The estimated population of Eared doves (there are Inca doves as well which are smaller still) in the region is about 40 million but nobody really knows. The population fluctuates with the amount of food available, which in turn impacts the number of times the doves breed. What they do know is that generally they breed five times a year and have two eggs each time with an 80% success rate of seeing their young through to adulthood. They feed on three main crops, maize or corn, sorghum and winter wheat when the moisture of the soil allows this crop to be produced. If there is no winter wheat they will go on the shoots of the soybean plants when just planted and coming through.

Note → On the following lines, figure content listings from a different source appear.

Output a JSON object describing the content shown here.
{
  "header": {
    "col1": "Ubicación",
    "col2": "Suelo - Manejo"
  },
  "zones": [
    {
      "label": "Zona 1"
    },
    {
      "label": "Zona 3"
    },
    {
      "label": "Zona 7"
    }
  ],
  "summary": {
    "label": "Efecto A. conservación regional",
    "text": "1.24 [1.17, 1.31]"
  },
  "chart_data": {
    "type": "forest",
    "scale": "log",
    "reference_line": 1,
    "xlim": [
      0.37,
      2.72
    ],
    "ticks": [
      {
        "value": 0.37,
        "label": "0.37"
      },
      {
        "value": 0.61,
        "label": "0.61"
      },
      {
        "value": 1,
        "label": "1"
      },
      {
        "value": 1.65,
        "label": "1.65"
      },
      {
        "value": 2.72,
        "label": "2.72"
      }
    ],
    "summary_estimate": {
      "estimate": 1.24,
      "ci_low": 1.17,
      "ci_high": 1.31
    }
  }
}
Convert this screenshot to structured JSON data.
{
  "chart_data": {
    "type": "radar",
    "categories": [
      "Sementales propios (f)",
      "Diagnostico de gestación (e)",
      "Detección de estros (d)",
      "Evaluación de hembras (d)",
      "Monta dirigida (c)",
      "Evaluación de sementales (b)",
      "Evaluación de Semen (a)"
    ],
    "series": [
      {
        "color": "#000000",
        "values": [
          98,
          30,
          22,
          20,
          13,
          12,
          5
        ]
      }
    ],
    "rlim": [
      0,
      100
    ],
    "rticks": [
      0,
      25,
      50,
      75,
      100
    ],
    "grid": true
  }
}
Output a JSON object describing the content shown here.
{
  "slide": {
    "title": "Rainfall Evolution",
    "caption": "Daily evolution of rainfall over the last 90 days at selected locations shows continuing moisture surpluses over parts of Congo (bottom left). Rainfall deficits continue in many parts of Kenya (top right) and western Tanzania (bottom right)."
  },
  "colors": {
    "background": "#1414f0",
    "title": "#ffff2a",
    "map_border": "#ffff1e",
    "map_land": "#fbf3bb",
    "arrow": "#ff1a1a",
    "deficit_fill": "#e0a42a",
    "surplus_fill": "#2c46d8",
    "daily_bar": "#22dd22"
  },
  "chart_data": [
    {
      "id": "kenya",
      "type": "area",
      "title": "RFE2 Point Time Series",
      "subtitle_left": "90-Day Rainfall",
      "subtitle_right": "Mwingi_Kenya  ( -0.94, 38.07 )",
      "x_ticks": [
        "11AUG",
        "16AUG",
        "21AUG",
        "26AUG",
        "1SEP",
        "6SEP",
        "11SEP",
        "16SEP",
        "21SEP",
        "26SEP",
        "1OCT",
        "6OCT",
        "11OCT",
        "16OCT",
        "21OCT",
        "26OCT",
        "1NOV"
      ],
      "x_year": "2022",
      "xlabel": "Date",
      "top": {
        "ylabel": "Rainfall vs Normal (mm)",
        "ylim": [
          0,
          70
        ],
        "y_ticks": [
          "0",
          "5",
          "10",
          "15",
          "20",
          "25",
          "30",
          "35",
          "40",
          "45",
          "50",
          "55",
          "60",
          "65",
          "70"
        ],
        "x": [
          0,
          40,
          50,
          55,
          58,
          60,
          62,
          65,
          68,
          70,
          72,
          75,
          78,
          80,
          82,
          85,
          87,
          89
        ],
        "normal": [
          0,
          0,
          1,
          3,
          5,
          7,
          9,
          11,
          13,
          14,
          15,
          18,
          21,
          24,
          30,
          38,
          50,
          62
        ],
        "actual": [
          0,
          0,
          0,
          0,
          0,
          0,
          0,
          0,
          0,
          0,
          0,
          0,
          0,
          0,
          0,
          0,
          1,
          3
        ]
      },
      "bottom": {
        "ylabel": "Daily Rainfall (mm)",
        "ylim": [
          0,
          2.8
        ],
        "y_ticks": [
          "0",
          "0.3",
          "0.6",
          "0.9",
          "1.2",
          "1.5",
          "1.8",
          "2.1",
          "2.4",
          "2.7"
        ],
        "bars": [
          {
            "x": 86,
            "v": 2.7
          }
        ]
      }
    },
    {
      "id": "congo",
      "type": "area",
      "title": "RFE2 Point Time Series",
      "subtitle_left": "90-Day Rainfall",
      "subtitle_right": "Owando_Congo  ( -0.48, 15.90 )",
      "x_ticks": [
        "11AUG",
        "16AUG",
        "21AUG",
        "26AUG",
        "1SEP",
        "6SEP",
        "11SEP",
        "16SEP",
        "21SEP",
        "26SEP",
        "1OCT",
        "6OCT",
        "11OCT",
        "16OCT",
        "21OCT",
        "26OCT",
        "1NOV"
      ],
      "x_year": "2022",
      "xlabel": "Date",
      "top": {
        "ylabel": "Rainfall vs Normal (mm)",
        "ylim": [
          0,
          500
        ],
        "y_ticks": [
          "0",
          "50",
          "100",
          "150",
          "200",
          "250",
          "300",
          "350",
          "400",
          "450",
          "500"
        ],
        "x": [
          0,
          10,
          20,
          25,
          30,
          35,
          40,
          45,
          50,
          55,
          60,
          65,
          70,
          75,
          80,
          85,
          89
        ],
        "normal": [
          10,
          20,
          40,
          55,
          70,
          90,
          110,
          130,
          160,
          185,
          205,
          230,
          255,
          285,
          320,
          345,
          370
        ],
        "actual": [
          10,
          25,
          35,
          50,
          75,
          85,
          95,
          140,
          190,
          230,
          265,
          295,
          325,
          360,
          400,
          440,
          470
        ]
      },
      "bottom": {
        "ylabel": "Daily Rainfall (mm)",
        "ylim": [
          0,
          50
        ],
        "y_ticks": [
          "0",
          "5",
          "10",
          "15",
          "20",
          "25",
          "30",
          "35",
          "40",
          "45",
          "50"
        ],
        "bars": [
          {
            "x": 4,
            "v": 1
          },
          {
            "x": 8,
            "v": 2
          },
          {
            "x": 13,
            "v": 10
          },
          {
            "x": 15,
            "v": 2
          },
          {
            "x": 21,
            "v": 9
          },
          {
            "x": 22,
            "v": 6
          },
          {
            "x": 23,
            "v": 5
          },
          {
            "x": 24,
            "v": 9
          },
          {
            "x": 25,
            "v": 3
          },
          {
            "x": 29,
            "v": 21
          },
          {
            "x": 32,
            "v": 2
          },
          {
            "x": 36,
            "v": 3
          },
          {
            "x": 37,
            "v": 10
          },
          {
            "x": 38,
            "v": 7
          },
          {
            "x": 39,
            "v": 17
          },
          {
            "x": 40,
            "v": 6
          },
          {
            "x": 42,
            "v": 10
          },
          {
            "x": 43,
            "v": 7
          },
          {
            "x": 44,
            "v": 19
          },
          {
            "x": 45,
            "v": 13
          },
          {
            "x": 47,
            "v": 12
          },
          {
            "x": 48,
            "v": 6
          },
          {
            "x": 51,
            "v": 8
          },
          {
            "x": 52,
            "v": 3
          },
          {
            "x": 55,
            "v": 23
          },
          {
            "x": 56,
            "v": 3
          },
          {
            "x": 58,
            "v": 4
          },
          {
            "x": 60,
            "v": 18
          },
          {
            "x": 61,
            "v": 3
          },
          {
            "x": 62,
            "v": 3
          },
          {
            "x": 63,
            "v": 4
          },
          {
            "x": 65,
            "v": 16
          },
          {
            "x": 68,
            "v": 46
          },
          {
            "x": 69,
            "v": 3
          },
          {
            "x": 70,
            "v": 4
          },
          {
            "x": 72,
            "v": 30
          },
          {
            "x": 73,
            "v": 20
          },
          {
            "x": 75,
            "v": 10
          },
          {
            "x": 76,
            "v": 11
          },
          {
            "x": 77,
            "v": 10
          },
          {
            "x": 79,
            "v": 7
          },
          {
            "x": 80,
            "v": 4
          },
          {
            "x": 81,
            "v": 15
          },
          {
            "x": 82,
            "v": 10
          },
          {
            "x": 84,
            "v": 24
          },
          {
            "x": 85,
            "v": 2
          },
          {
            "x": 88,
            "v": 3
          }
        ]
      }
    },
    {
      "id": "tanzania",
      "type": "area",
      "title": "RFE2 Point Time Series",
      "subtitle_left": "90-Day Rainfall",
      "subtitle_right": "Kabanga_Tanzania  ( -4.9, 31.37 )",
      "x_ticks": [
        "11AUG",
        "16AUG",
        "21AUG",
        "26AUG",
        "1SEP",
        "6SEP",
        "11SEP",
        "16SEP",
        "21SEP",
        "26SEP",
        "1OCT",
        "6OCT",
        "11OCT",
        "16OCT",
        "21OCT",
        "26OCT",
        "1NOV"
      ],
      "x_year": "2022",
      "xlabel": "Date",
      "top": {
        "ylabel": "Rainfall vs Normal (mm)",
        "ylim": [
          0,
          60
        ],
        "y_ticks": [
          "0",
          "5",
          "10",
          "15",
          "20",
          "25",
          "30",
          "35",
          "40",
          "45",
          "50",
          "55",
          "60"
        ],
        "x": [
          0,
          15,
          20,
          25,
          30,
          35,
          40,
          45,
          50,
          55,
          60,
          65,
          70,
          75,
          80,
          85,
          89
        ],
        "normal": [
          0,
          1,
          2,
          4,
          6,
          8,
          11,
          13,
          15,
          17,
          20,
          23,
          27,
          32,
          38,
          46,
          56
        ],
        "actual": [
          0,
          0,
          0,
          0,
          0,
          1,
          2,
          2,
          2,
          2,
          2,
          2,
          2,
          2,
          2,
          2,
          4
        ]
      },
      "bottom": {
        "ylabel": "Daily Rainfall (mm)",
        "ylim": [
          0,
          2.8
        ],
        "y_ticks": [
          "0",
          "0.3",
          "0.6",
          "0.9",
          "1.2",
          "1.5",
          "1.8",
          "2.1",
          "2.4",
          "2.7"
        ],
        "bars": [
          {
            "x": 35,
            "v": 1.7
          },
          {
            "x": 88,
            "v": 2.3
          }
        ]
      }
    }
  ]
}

This is the worst damage for farmers because it damages a whole new plant not just a few grains taken.
As a guide, the doves are shot in the hill ground or what is known as ‘roosts’ or ‘temporary roosts’ between late June and late February but at some point in the second half of February and mid-March (depending on weather and crop conditions) they start to leave the roosts and head for the fields in earnest where they remain until late June. This is when the harvesting has been done and there is a lot of food available which often tempts the birds to breed again. We shoot them travelling from temporary roosts to feeding areas or water, sometimes in the temporary roost, sometimes just leaving and other times closer to the fields to which they are travelling. It is rare to shoot them actually arriving/landing in the fields to which they are coming to feed because close to the feeding area the birds fly lower and slower. This is more common for pigeon shooting in other areas of Argentina, which is similar to how we often shoot our pigeons.
Before the shooting of doves began in the 1970s, the farmers set poison, which was effective but indiscriminate, killing all types of other birds and mammals. Nowadays, farmers/landowners gain income from the shooting rights for people to shoot on their land and there is decent protection for their crops though neither shooting nor poisoning fully stops crop damage with the population as it is. We cannot tell you that every last dove shot is picked because that is not true: the terrain is often difficult and the brush can be very thick with thorny bushes, and this is why dogs are not used but the field assistants (FAs) do collect what they can find by sight and the doves are donated to local causes. In the case of David Denies, all the birds are cleaned and taken to the Sister Theresa Foundation where over 500 hundred children are fed once a day at 6pm in five different dining rooms. We enjoyed dove breasts rolled in bacon at lunch and ‘dove burgers’ were on the menu card at dinner as well. They are very good if cooked right, crispy on the outside and still pink and tender on the inside.
Because Córdoba, Argentina offers a true year-round dove hunting season, a two- or three-day extension can be easily added to other shooting in Bolivia, Paraguay or Uruguay and with dorado fishing at Pira Lodge in the Ibera marsh, or even with trout fishing in Patagonia and Chile’s lake region.